What do you think? Are traits a bandwagon? Is it about to crash? What will be the story uncovered by those picking up the pieces? Anything I forgot? Anything I should have omitted?
PS – I don’t usually do acknowledgements on informal blog posts, but it is necessary for this one. My thinking on traits has been profoundly influenced by many people. First among them would be Julie Messier who is technically my student but I am sure I have learned more from her than vice versa.

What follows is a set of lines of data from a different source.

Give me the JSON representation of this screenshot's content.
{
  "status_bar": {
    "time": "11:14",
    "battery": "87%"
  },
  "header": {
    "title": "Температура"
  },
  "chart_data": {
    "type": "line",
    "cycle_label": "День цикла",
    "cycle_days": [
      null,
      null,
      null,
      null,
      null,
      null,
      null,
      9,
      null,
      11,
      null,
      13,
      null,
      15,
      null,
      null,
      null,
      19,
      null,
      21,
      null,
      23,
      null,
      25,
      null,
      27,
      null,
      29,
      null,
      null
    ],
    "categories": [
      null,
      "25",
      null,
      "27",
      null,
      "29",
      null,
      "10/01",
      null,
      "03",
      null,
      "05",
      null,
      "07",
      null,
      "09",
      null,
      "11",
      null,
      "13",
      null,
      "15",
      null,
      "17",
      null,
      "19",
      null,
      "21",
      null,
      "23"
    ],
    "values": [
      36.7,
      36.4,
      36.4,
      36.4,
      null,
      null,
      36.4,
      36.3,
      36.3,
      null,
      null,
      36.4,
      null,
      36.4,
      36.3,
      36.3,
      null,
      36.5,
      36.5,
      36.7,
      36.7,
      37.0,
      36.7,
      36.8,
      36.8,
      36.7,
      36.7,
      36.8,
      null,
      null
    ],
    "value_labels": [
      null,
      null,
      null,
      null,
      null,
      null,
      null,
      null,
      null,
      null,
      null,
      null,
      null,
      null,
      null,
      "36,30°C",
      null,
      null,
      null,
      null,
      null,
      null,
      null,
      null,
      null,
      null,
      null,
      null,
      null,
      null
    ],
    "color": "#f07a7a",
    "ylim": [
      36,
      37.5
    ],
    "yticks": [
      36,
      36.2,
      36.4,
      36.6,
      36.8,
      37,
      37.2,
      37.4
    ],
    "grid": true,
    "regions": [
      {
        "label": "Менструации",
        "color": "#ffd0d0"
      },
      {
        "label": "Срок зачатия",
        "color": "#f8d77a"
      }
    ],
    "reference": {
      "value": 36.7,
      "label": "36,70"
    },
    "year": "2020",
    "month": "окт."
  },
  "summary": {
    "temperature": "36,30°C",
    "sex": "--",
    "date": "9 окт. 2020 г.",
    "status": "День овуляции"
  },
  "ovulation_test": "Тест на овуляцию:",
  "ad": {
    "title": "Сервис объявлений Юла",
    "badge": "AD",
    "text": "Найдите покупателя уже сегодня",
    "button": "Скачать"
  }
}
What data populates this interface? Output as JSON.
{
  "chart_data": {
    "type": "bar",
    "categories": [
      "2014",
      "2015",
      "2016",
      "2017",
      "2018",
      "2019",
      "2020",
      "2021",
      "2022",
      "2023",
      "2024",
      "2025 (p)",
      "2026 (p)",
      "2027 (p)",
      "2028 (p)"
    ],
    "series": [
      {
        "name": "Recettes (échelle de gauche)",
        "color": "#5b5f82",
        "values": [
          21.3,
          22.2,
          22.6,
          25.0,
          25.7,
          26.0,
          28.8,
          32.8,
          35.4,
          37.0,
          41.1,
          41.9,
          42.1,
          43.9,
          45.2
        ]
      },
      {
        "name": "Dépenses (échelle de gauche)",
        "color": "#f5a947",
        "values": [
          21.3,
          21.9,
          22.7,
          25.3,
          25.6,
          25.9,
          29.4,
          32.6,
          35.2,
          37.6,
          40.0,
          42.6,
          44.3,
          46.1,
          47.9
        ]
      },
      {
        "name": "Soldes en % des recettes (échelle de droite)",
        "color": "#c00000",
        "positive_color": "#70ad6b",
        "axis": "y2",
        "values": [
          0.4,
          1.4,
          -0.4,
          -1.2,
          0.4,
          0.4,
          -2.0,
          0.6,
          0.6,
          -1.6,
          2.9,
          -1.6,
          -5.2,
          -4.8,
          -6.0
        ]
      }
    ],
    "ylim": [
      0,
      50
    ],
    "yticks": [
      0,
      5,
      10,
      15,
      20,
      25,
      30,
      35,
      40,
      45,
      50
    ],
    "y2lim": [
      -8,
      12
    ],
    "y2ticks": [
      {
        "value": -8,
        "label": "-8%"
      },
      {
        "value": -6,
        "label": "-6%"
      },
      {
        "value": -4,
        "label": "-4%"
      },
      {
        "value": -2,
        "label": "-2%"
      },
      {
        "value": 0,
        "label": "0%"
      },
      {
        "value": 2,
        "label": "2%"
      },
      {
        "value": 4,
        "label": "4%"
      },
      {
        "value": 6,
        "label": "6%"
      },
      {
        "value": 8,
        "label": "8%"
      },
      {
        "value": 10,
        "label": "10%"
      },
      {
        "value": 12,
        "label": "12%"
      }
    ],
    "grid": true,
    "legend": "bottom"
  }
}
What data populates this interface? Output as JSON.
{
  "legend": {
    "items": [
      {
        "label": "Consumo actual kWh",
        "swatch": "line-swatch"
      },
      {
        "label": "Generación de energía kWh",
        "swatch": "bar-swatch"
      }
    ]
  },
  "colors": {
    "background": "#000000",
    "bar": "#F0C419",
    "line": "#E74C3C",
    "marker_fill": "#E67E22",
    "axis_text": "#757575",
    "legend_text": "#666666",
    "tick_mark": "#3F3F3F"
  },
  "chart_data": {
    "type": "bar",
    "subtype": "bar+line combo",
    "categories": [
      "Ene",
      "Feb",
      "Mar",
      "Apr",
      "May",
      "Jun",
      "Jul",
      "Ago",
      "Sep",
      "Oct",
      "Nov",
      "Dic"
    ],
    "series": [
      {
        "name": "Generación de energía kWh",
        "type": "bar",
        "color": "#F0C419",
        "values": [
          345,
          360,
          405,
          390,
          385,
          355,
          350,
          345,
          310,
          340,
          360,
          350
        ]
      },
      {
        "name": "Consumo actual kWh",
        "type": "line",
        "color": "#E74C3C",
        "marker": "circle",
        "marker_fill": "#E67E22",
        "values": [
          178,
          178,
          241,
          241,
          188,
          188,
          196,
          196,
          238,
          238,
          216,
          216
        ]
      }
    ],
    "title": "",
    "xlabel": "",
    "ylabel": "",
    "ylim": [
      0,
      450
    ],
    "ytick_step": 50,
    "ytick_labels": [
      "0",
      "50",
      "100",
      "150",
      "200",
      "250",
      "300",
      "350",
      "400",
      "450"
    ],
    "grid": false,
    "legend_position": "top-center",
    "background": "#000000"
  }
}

And she currently has shared with me several draft ms that make important progress on #2, #4 and #5. I also have to highlight my frequent collaborators, Marty Lechowicz and Brian Enquist. Also influencing me greatly at key points are Cyrille Violle, Marc Westoby, Evan Weiher. And this field is advancing by the work of many other great researchers (some of whom I’ve mentioned above) who were there before the bandwagon started (and many before I got on) and will still be there after it crashes but whom I won’t try to name for fear of leaving somebody out. Despite it being a bandwagon right now, there is no lack of smart people trying hard to steer constructively!